Amazon’s growth analysis indicates a significant imbalance between projected demand and existing capacity. The model projects a 16.0% annual demand growth compared to an 8.0% capacity growth rate, resulting in a widening fulfillment gap over time.
The analysis of expansion in Amazon justifies international expansion on the basis of fulfillment and logistical capacity as opposed to waiting and watchful approach. Excel model has a projected international demand growth rate of 16.0 percent against the current capacity growth of 8.0 percent per year. This creates a widening capacity gap from 0.16 in 2026 to 0.27 in 2027 and 0.40 in 2028. The model also implements a 2.8 billion average fulfillment center investment and a 68.0 percent rate of revenue that can be collected on unmet demand based on the recent scale and operating trend of Amazon as the starting point of the forecast (Amazon.com, Inc., 2025).

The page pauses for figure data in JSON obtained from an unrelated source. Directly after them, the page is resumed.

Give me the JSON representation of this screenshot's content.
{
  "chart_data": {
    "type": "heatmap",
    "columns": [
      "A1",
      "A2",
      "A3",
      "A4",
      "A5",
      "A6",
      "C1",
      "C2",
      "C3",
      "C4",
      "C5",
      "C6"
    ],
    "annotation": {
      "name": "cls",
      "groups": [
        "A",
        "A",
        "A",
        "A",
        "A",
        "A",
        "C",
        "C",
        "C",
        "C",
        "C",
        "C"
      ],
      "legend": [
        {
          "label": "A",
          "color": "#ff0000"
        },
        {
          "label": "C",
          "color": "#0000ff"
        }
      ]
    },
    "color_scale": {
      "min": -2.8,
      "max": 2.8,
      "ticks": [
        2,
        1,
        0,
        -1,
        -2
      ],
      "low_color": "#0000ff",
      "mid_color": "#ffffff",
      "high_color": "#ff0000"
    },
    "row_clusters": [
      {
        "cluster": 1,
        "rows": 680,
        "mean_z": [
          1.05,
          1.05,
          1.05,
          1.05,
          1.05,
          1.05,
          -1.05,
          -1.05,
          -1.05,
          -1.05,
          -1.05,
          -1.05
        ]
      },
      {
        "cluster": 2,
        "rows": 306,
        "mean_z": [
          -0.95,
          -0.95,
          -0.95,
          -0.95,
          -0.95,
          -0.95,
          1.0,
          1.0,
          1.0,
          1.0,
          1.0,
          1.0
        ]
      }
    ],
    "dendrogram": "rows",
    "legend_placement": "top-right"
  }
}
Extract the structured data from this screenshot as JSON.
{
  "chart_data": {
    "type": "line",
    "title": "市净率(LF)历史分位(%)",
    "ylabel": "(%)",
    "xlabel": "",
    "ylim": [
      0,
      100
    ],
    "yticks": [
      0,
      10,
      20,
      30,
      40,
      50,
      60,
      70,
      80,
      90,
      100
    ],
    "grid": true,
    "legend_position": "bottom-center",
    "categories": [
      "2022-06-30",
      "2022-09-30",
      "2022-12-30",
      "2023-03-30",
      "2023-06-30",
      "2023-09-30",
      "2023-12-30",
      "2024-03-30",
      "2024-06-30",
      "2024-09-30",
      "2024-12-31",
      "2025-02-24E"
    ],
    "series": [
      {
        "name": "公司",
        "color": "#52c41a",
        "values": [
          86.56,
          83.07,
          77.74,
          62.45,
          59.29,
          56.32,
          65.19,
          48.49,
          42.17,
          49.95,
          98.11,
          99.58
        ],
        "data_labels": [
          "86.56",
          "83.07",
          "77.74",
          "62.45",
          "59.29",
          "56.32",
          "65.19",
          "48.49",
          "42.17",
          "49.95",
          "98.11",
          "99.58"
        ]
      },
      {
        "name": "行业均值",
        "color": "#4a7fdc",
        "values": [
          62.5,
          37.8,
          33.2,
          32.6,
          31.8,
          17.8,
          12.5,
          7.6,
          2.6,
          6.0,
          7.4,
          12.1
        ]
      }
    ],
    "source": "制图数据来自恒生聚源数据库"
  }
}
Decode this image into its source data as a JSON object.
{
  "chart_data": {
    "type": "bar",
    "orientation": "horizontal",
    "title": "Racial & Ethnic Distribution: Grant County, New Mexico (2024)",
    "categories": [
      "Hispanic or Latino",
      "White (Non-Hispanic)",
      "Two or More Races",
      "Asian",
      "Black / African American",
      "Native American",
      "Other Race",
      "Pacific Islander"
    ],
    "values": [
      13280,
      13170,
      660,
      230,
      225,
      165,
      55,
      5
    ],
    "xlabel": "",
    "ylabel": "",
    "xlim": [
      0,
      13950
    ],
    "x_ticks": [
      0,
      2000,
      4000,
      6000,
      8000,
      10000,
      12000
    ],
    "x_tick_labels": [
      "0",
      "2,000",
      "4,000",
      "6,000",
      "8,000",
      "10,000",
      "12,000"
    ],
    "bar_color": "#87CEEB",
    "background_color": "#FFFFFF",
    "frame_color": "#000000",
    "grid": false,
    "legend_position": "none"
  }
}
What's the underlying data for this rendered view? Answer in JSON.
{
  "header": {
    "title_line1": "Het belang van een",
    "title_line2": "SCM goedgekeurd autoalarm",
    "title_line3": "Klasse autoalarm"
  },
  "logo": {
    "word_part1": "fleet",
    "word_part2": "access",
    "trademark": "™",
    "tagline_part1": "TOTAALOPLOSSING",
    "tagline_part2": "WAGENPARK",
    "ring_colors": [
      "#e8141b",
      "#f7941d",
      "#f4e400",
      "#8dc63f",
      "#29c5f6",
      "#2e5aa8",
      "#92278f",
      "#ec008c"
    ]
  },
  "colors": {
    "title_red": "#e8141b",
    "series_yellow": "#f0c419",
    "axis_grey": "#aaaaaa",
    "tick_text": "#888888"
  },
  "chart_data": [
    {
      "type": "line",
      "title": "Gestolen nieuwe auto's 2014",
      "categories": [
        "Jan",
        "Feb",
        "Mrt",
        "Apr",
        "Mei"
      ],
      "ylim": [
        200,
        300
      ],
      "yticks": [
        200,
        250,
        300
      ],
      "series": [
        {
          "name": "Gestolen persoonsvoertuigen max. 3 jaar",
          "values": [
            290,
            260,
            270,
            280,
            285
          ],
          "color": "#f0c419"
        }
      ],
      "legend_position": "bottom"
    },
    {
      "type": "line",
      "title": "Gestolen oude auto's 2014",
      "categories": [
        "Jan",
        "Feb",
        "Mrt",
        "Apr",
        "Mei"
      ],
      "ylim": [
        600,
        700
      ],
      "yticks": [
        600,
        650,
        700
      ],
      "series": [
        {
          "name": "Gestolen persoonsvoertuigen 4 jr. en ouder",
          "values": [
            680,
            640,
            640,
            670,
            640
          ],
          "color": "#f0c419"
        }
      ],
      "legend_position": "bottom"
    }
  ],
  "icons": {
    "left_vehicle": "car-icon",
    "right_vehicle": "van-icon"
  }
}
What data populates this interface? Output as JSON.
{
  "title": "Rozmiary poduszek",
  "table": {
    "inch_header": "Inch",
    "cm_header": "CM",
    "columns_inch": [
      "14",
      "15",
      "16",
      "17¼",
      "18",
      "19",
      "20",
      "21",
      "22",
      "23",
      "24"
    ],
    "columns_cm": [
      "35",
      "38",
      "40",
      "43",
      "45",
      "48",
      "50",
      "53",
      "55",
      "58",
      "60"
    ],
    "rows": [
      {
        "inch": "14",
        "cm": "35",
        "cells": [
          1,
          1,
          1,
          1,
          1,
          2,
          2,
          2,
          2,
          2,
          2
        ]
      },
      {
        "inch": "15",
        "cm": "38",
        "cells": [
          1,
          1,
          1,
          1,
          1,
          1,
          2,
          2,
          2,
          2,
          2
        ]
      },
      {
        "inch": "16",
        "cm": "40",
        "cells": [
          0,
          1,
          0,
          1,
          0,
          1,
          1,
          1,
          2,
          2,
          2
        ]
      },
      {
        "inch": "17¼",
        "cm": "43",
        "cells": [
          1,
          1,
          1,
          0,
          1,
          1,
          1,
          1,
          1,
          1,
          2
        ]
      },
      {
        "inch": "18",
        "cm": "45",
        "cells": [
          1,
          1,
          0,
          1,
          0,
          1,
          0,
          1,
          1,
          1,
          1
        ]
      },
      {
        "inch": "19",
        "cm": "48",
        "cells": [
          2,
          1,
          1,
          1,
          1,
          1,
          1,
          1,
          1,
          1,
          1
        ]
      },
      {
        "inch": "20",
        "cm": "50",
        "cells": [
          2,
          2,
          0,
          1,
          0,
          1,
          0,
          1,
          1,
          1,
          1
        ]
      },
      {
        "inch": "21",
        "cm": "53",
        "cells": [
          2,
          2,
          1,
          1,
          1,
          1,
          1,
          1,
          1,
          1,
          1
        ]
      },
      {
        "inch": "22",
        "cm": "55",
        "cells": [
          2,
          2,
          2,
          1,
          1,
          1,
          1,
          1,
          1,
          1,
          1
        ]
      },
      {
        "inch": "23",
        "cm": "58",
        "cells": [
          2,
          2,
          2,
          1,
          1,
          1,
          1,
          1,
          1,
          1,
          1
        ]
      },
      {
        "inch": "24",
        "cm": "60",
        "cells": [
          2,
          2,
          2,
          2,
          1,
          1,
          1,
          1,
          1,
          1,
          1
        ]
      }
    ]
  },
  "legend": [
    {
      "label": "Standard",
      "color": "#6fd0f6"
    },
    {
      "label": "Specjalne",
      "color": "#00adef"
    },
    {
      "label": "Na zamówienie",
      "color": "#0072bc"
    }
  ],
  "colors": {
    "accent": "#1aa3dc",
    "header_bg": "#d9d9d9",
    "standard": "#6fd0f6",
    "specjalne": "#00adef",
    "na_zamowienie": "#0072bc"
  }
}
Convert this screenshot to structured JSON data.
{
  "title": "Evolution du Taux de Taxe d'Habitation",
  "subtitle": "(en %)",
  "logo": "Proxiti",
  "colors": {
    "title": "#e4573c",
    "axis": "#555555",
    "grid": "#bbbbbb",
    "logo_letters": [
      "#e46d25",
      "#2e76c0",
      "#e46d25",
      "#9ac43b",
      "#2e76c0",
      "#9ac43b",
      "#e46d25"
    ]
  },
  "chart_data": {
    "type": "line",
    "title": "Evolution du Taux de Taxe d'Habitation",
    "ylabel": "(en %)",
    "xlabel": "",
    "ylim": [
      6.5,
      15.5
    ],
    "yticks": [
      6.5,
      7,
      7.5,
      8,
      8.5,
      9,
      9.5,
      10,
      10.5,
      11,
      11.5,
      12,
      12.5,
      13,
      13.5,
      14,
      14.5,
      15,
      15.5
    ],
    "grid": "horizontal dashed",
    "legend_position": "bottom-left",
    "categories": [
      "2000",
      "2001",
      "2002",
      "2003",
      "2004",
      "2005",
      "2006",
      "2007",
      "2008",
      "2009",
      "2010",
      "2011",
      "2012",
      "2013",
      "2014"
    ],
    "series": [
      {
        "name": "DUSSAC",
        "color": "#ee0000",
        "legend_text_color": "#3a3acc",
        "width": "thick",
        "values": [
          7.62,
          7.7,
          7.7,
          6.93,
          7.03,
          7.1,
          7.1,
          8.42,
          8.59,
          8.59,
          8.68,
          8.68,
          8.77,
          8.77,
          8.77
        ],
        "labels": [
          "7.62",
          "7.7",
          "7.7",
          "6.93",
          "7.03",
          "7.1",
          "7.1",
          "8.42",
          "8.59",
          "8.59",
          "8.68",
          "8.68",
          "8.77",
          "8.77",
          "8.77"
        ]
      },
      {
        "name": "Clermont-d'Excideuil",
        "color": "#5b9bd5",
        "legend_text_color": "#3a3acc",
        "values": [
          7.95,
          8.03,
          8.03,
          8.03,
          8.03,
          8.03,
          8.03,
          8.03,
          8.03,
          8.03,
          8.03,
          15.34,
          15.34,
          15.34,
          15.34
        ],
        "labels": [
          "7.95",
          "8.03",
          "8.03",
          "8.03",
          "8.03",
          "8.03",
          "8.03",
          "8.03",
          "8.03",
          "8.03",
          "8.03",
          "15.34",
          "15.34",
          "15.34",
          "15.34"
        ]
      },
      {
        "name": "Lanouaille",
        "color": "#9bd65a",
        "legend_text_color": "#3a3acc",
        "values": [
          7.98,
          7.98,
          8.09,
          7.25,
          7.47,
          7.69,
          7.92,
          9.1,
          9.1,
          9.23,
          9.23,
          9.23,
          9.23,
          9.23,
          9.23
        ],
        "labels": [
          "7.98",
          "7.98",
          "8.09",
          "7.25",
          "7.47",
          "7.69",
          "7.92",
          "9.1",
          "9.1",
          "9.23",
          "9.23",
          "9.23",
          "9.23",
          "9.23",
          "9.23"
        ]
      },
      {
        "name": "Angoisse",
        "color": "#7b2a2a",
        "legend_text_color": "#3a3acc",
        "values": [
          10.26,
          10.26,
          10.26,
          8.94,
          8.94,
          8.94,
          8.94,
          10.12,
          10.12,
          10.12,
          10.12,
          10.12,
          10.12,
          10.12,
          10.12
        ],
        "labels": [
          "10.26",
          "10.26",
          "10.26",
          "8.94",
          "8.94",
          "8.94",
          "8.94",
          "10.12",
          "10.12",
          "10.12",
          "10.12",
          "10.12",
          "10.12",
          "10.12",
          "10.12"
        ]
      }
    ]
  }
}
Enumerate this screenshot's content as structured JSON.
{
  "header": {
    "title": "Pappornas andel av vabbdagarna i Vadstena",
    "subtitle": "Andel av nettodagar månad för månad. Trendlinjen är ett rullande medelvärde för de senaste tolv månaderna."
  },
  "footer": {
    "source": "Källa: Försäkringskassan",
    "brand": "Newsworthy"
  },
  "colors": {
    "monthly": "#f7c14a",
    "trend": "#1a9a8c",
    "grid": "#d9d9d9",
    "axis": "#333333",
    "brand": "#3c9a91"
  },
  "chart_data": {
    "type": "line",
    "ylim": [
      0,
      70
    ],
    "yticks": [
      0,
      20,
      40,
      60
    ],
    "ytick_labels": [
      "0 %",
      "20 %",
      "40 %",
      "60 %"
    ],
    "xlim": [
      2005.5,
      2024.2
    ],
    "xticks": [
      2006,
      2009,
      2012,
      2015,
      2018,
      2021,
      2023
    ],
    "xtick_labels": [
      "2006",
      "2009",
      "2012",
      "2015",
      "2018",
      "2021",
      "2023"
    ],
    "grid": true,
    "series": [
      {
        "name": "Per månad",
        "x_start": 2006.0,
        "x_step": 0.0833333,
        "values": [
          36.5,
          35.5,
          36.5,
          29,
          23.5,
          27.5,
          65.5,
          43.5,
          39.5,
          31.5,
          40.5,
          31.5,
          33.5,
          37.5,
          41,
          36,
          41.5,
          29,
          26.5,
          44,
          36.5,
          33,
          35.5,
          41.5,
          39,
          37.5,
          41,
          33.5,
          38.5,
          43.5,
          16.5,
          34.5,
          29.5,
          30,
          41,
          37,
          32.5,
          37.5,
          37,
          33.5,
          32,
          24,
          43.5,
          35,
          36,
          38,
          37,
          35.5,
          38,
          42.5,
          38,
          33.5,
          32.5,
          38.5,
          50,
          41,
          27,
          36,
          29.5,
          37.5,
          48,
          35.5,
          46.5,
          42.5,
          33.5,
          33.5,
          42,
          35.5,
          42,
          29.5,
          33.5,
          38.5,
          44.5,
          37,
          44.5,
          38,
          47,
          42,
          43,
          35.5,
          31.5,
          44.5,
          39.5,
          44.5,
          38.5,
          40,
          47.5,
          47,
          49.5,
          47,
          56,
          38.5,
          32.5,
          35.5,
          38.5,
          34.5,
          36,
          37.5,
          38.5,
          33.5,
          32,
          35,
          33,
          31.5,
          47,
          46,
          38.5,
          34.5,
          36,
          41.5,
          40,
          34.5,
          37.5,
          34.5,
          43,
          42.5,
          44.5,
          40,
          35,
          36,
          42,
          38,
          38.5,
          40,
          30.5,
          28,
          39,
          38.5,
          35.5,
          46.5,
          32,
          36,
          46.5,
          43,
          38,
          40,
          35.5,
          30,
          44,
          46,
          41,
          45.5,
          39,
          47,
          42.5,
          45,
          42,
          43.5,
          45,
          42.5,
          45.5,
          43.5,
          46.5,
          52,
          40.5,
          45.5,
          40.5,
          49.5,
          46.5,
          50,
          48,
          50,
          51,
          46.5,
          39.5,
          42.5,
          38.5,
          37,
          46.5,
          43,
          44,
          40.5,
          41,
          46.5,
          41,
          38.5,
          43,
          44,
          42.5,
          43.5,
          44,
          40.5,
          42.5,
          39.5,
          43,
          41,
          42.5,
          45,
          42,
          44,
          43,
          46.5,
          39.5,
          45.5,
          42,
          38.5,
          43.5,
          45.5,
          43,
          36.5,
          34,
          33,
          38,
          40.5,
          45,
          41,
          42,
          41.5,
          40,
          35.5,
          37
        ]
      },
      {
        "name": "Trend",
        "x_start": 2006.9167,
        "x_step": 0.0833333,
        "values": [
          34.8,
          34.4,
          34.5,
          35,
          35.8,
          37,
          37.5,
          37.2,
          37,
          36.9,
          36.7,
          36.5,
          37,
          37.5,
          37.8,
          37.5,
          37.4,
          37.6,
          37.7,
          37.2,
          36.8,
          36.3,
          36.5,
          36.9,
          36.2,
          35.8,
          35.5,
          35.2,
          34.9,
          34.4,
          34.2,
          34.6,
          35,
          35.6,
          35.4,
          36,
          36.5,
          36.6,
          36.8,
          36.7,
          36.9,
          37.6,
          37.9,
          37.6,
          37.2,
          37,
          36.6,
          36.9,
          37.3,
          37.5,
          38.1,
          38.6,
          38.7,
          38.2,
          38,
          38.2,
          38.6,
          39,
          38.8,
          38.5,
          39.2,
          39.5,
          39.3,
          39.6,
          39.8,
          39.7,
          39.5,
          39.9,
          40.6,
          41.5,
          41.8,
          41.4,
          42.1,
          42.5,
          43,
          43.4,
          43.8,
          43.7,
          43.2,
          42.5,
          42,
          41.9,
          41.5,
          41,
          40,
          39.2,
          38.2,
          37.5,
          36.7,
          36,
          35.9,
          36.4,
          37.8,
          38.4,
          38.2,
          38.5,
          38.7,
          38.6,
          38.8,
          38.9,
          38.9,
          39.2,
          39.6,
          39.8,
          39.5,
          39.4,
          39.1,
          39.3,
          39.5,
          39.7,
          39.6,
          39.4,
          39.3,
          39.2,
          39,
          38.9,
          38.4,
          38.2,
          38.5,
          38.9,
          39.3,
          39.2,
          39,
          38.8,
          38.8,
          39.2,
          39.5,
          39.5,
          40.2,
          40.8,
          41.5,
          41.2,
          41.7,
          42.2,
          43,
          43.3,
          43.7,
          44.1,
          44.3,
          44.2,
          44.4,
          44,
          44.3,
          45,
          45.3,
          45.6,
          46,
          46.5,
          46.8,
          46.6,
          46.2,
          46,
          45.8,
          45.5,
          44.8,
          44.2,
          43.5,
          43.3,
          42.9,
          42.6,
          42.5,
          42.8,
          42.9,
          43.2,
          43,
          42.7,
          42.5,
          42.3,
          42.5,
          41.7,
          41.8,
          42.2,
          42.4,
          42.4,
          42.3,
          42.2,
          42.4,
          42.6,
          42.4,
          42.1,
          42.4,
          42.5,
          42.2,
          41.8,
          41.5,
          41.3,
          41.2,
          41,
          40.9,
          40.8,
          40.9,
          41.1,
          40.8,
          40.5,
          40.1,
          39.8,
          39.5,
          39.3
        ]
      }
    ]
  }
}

Under this scenario, unmet demand revenue rises from $112.3 billion in 2026 to $186.5 billion in 2027 and $281.4 billion in 2028. The recoverable revenue increases to $76.4 billion to $126.8 and finally to 191.4 billion in the same period. The model gives the same recommendation of expanding capacity on an annual basis since recoverable revenue is much higher than the investment cost in all three years. The growth of competitors is also projected at 10.0 percent and this justifies the necessity to act early instead of waiting until the market narrows down further (Amazon.com, Inc., 2024).
The lost opportunity is the key problem at the CEO level. When Amazon does not increase capacity and demand keeps accelerating, the company loses recoverable revenue, the speed of delivery, and customer satisfaction. $1 This capacity strategy also enhances the reliability of service in new markets since faster delivery performance reinforces the repeat purchasing behavior, brand trust, and the competitive edge of competitors that are investing in regional logistics coverage simultaneously.